The key difference is that the inputs of the first cell are from the stem convolutions and one of the inputs of the second cell is the output of the first cell, which is the concatenation 4 intermediate nodes of the first cell (4C).
In the code of DARTS and P-DARTS, whatever the number of input channel is, it will be reshaped to C (suppose the output channel of this cell is 4C) by a 1\times1 convolution. Please refer to the code model.py
for more details.
@chenxin061 I was trying to draw the whole network for the DARTS based on a different number of layer (cell) have been used in the evaluation stage.
A: DARTS with 1 cell, B: DARTS with 2 cells, C: DARTS with 3 cells, and D: DARTS with 4 cells.
The question is why if we set the`parser.add_argument('--layers', type=int, default=1, help='total number of layers') as 1, we will have first reduction cell same as A in fig, and no normal cell. Is there any specific reason? As far as I understood, when we set the --layers = 3, then we will have a normal cell.
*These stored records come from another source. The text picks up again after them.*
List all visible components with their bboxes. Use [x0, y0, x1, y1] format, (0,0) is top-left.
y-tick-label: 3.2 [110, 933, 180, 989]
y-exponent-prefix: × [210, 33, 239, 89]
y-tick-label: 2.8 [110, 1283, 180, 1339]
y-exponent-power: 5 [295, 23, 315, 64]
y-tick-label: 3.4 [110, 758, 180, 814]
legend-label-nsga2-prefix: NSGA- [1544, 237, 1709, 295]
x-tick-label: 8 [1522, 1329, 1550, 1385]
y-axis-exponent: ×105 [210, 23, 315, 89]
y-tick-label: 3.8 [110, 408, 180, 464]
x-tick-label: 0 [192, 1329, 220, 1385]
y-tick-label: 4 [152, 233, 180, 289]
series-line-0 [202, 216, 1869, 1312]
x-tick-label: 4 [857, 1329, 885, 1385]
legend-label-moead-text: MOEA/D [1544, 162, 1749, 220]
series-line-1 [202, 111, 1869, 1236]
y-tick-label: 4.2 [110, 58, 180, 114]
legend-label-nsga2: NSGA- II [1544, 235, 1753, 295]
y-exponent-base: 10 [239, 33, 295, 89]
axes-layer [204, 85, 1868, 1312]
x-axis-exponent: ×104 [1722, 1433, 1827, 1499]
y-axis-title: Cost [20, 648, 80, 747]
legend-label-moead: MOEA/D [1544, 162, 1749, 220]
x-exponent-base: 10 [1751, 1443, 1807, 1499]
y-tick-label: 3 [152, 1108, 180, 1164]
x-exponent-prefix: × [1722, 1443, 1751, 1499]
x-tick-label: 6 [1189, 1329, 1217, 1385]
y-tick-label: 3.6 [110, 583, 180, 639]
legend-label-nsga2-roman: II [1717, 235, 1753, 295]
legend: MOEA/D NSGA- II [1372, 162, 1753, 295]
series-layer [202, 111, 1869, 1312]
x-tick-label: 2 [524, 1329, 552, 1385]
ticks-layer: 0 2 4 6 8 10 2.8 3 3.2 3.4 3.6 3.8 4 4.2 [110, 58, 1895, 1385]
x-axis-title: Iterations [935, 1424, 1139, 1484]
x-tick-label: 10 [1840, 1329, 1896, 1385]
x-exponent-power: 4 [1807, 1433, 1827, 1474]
Could you please point me in the right direction if I what I said is incorrect?
Many thanks
@NdaAzr If you want to apply this code to a network with less than 5 cells, you should consider modifying the network definition in line 122 of model.py
.
chenxin061 thank you for the reply. For now, I don't want to change the network, I just wanted to make sure what I understood from DARTS is correct? for example, if we use 1 layer, I only have a reduction cell same as (A), and if I use 2 layers, I will have 2 reduction cells same as (B), and so on.
@NdaAzr For the code, yes. But I suggest you not apply a network with less than 5 cells.
@chenxin061 thank you for the suggestion. Sorry, I am asking many questions. Any specific reason for this? How about if it giving a good performance with less than 5 cells in private dataset?
@NdaAzr This suggestion is based on our experiments on CIFAR and ImageNet. If you found a better setting for your private dataset, then you should use it in your experiments. Anyway, our objective is to find a better architecture with a proper setting.
@chenxin061 As I understood from DARTS and PDARTS, for the evaluation stage we can use the best cell or stack of the best cell. Do you think would be OK if I use 1 layer instead of 20 for `parser.add_argument('--layers', type=int, default=1, help='total number of layers') as using 1 or 20 layers gives the same accuracy for my custom dataset?